だという。元々は「ヤギ部」だと言うことは推測できるが、そもそもヤギの飼育部なのかというとそうではなく、ヤギの生態を研究する集団のことを表している。

<鳥取環境大学“ツタ”物語>
ツタというと、色々と見かけることがあるのだが、そもそもツタはどのように成長していくかは分からなかった。本章ではそのツタがどのようにして成長していくのか、ツタの「幹」はどこにあるのか、そのことについて取り上げている。

<ゴマという黒いヤギの話>
<ヤギ村長の環境教育村>の続編にあたる章であり、ヤギ部に新しく「ゴマ」という黒ヤギが入ってきたことから物語は始まる。その黒ヤギは「ゴマ」と名付けられ、ゴマを巡ってのドタバタ劇が繰り広げられることとなった。本章ではそのドタバタ劇の一部始終が綴られている。
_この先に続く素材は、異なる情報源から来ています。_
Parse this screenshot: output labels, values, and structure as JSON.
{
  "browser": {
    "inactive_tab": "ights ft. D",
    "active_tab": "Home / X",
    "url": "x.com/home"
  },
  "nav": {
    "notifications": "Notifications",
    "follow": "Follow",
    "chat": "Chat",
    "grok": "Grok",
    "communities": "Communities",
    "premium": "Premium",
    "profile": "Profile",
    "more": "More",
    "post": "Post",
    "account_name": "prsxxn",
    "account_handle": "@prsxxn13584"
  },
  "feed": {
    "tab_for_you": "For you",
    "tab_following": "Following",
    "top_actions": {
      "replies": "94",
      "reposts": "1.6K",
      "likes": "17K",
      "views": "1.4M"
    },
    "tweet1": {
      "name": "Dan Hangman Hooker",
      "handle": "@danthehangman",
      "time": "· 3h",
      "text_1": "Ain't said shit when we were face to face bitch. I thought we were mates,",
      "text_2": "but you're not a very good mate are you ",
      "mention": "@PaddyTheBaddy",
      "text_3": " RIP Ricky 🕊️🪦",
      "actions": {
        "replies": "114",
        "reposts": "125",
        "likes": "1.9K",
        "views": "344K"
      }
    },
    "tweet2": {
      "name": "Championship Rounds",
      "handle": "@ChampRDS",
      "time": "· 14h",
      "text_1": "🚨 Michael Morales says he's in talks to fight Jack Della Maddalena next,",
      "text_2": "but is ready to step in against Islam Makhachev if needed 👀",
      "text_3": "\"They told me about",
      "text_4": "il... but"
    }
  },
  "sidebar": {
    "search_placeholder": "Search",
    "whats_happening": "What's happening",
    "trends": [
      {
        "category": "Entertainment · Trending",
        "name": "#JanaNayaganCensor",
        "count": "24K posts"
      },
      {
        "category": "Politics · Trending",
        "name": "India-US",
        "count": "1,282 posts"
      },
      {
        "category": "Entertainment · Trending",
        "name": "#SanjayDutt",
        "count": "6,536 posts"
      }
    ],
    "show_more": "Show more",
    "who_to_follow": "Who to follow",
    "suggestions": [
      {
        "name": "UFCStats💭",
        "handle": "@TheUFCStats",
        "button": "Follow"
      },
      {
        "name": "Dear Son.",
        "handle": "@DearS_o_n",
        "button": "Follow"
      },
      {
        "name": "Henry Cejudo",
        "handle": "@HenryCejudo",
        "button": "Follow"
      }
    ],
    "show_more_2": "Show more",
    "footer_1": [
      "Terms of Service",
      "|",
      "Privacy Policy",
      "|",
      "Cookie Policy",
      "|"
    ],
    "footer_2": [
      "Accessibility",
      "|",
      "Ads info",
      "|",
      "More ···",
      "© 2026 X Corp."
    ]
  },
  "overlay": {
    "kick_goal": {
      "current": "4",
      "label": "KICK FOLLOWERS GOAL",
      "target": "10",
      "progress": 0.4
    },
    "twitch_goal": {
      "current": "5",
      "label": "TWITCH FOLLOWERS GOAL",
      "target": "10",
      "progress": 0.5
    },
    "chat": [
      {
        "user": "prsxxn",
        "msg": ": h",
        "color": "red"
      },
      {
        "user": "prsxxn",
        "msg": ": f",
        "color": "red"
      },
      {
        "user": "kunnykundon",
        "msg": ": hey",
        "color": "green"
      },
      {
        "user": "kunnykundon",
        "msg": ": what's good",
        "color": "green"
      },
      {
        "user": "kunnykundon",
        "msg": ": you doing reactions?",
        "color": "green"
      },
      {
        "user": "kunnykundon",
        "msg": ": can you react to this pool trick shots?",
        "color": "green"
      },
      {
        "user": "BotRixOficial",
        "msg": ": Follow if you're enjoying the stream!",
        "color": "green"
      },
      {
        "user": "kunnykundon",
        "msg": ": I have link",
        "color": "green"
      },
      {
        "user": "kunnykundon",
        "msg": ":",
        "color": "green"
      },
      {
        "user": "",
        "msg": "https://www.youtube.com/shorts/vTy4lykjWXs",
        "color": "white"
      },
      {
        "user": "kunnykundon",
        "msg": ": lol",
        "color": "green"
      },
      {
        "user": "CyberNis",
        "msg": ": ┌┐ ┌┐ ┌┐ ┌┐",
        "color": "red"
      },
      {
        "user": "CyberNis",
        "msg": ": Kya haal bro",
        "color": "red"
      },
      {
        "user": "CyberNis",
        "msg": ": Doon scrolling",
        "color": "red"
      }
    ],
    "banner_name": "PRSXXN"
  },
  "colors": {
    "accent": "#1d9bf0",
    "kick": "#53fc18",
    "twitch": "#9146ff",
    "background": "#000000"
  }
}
科学的な本というと、色々な用語が織り交ぜるなどかなり取っつきにくい内容が多い。しかし、本書はむしろ生物学について何も分からない方、あるいは動物についてあまりよく知らない方を対象とした、いわゆる初心者向けの一冊と言える。もっと言うと生物学を挫折した方であればなおさら勧める。なぜならば生物の生態がこれほどまで面白く取り上げている本はほとんどないからである。もちろん生物の奥深さ・面白さを併せて楽しみたいのであれば、本書、及び本書のシリーズがうってつけである。